According to EPA, the Solar for All program advances President Biden’s Justice40 Initiative, a program seeking to allocate 40% of the overall benefits of certain Federal investments to disadvantaged communities that are marginalized, underserved, and overburdened by pollution. EPA also cites the program as supporting the administration's goal of achieving a carbon pollution-free power sector by 2035 and net zero emissions economy by no later than 2050.

In Maine's proposal, the state energy office proposed three new programs:  

  • New incentives for residential rooftop solar and energy storage serving affordable multifamily housing and single-family homes of low-income households and those located in Federally-defined disadvantaged communities in Maine, to minimize financial barriers to rooftop solar benefits; 
  • New technical and financial assistance to support cooperatively-owned community solar enabling households, resident-owned communities, Tribal communities, and community-based organizations, to participate in solar energy ownership without barriers of homeownership or rooftop suitability; and 
  • A new community solar and energy storage program focused on serving low-income and disadvantaged households, utilizing competitive bidding and aligning with existing energy assistance programs to minimize costs and maximize benefits delivered directly to households through lower electricity bills while building energy resilience.

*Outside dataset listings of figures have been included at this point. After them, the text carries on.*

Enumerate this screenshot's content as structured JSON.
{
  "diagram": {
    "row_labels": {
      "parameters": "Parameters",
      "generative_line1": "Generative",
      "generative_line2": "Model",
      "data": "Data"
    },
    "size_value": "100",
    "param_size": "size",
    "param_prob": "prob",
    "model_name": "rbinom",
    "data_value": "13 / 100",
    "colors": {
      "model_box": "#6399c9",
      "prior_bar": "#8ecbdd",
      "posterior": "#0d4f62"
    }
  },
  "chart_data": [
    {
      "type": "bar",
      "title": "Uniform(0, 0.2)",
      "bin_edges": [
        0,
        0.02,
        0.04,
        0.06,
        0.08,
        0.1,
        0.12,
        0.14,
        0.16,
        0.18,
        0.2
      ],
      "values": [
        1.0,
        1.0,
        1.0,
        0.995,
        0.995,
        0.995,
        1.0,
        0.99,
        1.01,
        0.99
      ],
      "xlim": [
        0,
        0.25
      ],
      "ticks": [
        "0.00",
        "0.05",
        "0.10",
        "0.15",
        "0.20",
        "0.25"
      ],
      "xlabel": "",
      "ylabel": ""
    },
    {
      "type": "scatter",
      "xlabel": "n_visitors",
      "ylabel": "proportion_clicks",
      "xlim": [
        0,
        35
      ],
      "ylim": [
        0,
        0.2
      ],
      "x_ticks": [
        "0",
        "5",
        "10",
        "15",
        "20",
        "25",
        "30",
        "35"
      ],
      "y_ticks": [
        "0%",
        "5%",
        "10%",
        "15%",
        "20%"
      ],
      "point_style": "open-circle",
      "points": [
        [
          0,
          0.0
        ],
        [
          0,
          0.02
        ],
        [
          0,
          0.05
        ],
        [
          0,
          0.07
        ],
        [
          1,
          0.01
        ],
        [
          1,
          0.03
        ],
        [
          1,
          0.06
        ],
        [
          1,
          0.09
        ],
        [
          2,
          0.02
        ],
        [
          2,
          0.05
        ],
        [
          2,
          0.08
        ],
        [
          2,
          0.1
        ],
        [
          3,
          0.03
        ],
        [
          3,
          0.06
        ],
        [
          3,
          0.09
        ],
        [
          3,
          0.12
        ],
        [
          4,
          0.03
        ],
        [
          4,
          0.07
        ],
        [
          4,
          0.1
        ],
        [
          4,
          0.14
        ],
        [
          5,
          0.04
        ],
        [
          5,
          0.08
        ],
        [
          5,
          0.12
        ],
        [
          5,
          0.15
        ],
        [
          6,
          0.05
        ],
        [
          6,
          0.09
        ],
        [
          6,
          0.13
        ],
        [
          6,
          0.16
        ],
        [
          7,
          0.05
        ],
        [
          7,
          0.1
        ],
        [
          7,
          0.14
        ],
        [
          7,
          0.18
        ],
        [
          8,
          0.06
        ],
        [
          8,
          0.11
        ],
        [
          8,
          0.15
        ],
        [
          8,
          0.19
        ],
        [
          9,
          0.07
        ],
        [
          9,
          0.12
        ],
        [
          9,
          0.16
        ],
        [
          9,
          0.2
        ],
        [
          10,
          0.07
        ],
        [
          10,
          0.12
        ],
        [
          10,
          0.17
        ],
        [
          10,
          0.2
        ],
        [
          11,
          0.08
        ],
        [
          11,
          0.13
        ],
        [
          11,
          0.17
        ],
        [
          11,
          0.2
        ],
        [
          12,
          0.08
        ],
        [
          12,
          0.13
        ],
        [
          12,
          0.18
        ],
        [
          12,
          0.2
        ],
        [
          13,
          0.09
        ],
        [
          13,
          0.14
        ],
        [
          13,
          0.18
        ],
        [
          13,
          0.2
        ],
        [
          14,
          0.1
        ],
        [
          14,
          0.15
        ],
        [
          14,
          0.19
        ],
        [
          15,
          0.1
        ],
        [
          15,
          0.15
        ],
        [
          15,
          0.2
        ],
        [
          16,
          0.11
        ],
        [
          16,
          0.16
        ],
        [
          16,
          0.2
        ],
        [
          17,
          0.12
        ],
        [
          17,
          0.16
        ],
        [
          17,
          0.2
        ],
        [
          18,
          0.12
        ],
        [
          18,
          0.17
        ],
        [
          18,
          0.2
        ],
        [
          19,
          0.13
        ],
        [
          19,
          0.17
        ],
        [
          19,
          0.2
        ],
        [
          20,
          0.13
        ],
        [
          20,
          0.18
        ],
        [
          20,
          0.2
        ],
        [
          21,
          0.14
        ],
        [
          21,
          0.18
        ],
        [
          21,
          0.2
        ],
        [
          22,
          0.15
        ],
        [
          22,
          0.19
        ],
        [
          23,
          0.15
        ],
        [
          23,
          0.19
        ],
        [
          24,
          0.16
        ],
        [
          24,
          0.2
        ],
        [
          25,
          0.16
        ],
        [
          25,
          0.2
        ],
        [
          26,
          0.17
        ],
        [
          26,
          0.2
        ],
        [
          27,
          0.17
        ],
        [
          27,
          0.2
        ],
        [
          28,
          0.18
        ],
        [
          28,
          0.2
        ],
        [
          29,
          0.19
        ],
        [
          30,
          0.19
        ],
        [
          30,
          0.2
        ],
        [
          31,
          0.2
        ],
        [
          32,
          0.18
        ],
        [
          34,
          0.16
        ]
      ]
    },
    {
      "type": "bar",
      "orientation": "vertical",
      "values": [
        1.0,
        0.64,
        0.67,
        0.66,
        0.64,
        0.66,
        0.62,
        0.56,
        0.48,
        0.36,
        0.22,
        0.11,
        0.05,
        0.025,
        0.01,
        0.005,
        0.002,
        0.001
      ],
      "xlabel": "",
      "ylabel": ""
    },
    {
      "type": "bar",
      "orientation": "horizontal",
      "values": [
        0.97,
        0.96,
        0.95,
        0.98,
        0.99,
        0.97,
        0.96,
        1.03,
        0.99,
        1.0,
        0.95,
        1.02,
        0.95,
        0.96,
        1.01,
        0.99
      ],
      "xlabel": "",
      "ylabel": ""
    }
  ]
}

According to the energy office, full funding by EPA of Maine’s Solar for All proposal "will enable an estimated 38,000 low-income and disadvantaged households to access solar by supporting rooftop projects on owner-occupied and rental residences across the state, as well as cost-effective community solar to enable energy savings for low-income households." 

Applications by states and others were due to EPA this past fall. Announcements of awards could be made as early as March 2024, with EPA anticipating beginning to make awards in July 2024. The Inflation Reduction Act requires EPA to award all Solar for All funds by September 30, 2024.